Advanced YAML scraping

feederbox826 · October 24, 2025, 4:51am

tl;dr

use (and copy from) existing scrapers (as long as you respect the licence)
Contributing scrapers - Stash-Docs
for xpath, Xpath cheatsheet
LLMs prefer writing python, but it is much slower than .yml
disable javascript on sites

selectors and opengraph

Xpath cheatsheet is one of the best references for xpath.

xpath testing can be done locally in-browser, no extensions needed. Enter dev mode (F12) and in the Elements tab, hit Ctrl + F. A search box pops up which allows finding by selector, string or XPath. Plug your query in and it will validate it and show results

Selecting element in browser and copying the full xpath is not usually very helpful, fortunately you can use uBlock Origin and right click for “Block Element” and a pop-up will appear that lets you hover and select elements using a simplfied path you can later convert to xpath.
This can be done by removing the two preceding # from the selector, as that’s the syntax used by AdGuard (and uBO)

opengraph

Websites LOVE SEO and one of the ways is to support OpenGraph. Let’s exploit it.

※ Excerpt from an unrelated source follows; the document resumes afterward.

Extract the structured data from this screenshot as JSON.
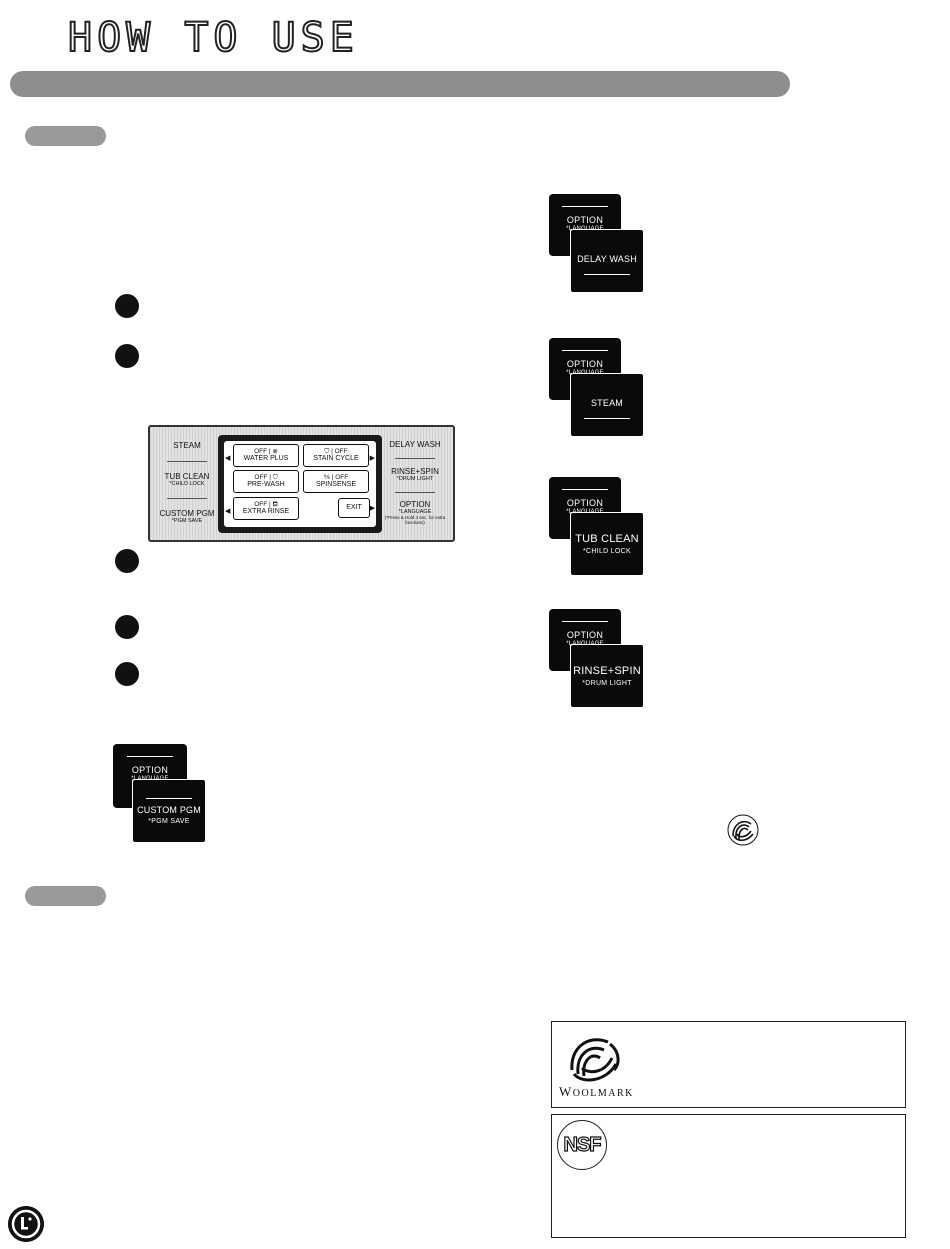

In dev mode, head to elements and open up the <head> element. Look for <meta> blocks. These usually contain opengraph descriptions and machine-readable properties already pre-formatted for our ~~scraper~~ SEO needs. These can be selected with the following scraper syntax

/html/head/meta[@property="og:title"]/@content

If you can’t seem to find any obvious ones, go back to the search bar (Ctrl + F) and start typing in the text content that you want to scrape (title, description, studio) and see if there are multiple or cleaner results that can be scraped from instead.

There is also ld+json and __NEXT_DATA__ but that goes into regex.

regex (and unholy sins)

regex is tricky, https://regexr.com/ and https://regex101.com/ are great resouces for testing regex patterns
Keep in mind that the postprocess replace: is more of a substitution. Anything not selected will remain in the string, so select everything if you want it wholly gone.

`ld+json`

ld-json is a really popular and powerful way to get metadata and is already used in multiple scrapers

Unfortunately this requires us to commit some unholy sins

Here’s my shortcut to sinning

Title:
  selector: //script[@type="application/ld+json"]/text()
  postProcess:
    - replace:
	  - regex: .*"fieldName":\s?"([^"]).+"
	    with: $1

Throw that in regexr and we can see that it captures the value for the fieldName property and then captures it into $1 for parsing. This has a lot of benefits similar to OpenGraph but since it’s in JSON it’s much harder to parse.
If you are reusing it for multiple properties, throwing it into common can save you a lot of wasted characters down the line

`__NEXT_DATA__`

This is where it gets weird and wacky. Next is a framework used by a few sites that is very similar to ld+json. The main difference is that you’ll want to disable javascript in your browser for that site in order to see it for most of it’s glory and to properly search it. NEXT_DATA usually contains all the metadata displayed on the site, but is usually nested multiple levels of JSON deep.

AD4X is a great example of scraping NEXT_DATA.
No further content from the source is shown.